Caterpillar's D9 bulldozer, which weighs about 60 tons and stands about 13 feet tall, is engineered, Caterpillar's Web site says, "for demanding work." The bulldozer is equipped, like a tank, with a pair of all-terrain rubber tracks in place of wheels, and the models used in Israel are often retrofitted by the Israeli Defense Forces (IDF) with armor plating and other accoutrements of a modern military, including machine guns and even grenade launchers.

The D9 and its larger cousin, the D10, are the Israeli military's construction weapon of choice in the country's conflict with the Palestinians, often accompanying other, more traditional, military equipment on raids into Gaza and the West Bank.

Israel routinely uses Caterpillar equipment to demolish the homes of suicide bombers and wanted suspects in terrorist attacks.
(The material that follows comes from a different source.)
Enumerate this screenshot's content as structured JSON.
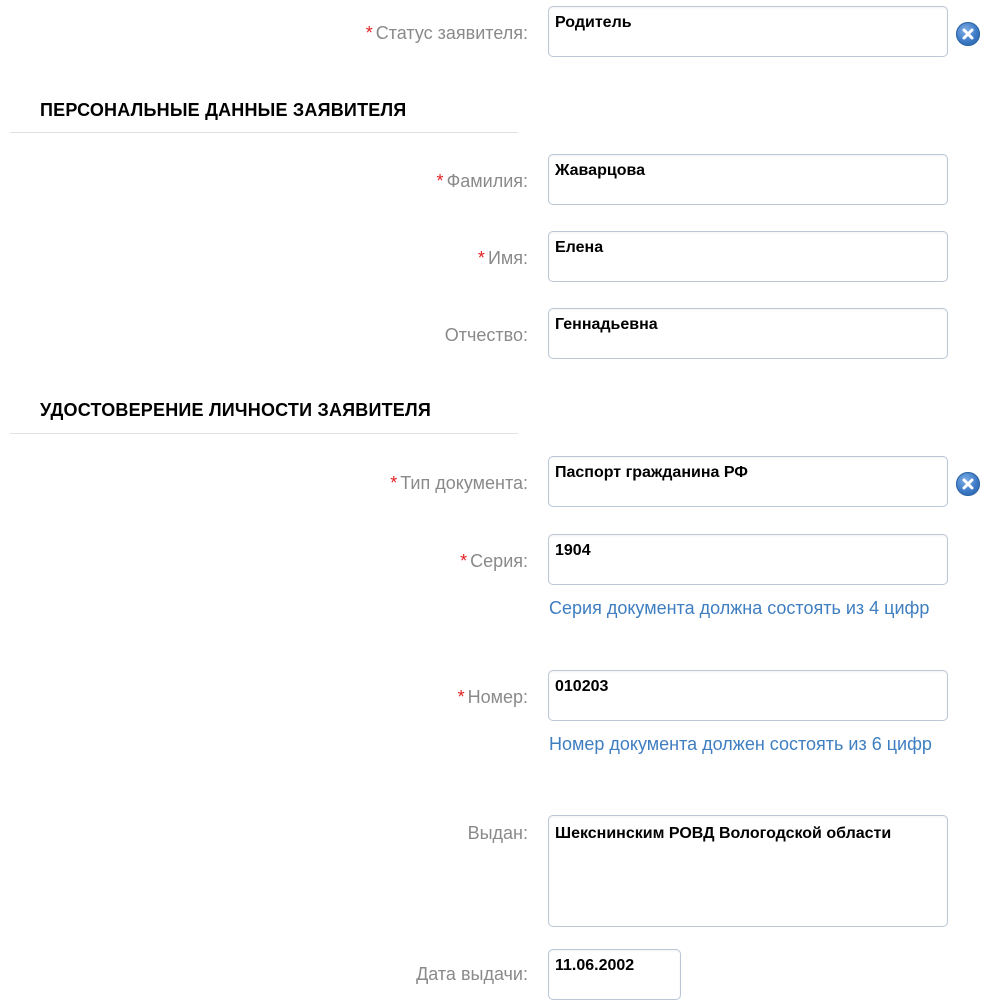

According to the Israeli human rights organization B'Tselem, the IDF has demolished more than 550 Palestinian homes since October of 2001 as part of this campaign. Daniel McQueen, a research analyst at the Investor Responsibility Research Center, an independent firm that offers guidance on shareholder resolutions put forward at corporations, says the Cat D9 is so central to the military's work in the Palestinian territories that Israeli troops even have an affectionate nickname for the machine -- "Duby," the Hebrew word for bear.

Because it uses Caterpillar bulldozers against the homes of suicide bombers, Israel maintains that Caterpillar equipment is crucial to its fight against terrorism. But the groups that call for Caterpillar to curb its sales of bulldozers to the IDF complain that Israel does not always use great care in targeting Palestinian homes for destruction. For instance, they point to the raid of the Jenin refugee camp in April 2002, which Israel carried out in response to a Palestinian suicide bombing in the city of Netanya that killed 29 Israelis. In that incursion, the IDF used Caterpillar equipment to completely or partially destroy more than 300 Palestinian homes. In its report on the Jenin raid, which killed 52 Palestinians and 23 Israeli soldiers, Human Rights Watch criticized the IDF's use of bulldozers that were "sent in to clear paths through Jenin camp's narrow, winding alleys." This tactic, Human Rights Watch said, left civilians little time to flee.

"In some cases civilians were not adequately warned of the impending destruction, and in one case a handicapped person died as his house was bulldozed above him and as relatives pleaded with the soldiers to stop," the organization reported. "The damage caused by the bulldozers caused permanent damage to many buildings and rendered others uninhabitable or unsafe. Water and sewage mains were disrupted, as well as much of the other infrastructure." Groups calling for Caterpillar's withdrawal from Israel also point out that Israel does not only destroy homes as a response to terrorism; it has, in fact, demolished many more Palestinian homes as part of its settlement-building policy in the West Bank, B'Tselem notes. The Israeli government is also using Caterpillar bulldozers in the construction of the barrier Israel is building along its border with the West Bank; although the Israeli public is widely supportive of the barrier as a necessary measure to prevent terrorist attacks, Palestinians have bitterly criticized the structure for cutting into their territory.

Proponents of the Caterpillar resolution draw a direct parallel between their action and the effort, during the 1970s and '80s, to call on American corporations, banks and universities to stop doing business with the apartheid government of South Africa. In that campaign, countless protests by college students, religious leaders, and ordinary customers persuaded many American firms to cut or loosen ties with South Africa. The consequent economic hardship this caused to the South African regime has been credited with leading, eventually, to apartheid's end.

For advocates of what's called socially responsible investing, the campaign to divest from South Africa stands as the primary example of how ethically based financial decisions can bring about positive changes in politics. The conflict in the Middle East, though, is immeasurably more complex than the one in South Africa, because, at least in the United States, there's no clear consensus over which side in the Israeli-Palestinian conflict has a legitimate claim to the moral high ground. Israel regards any comparison between its actions and those of the apartheid South African government as odious.

"It is yet another example of trying to equate what goes on with our area with what clearly was an evil system and an evil regime," says David Roet, the deputy consul general of Israel to the Midwest, where Caterpillar is based. The main difference between what goes on in the Middle East and what went on in South Africa is obvious, Roet says -- terrorism. "It is not the Israelis that need to be pushed for change. All that needs to be done is to stop terrorism -- there will be no need for a boycott if terrorism is stopped. We don't need any encouragement to realize that in order to settle this we must make necessary concessions." But Israel must act against terrorism, Roet says, and for that it needs Caterpillar bulldozers.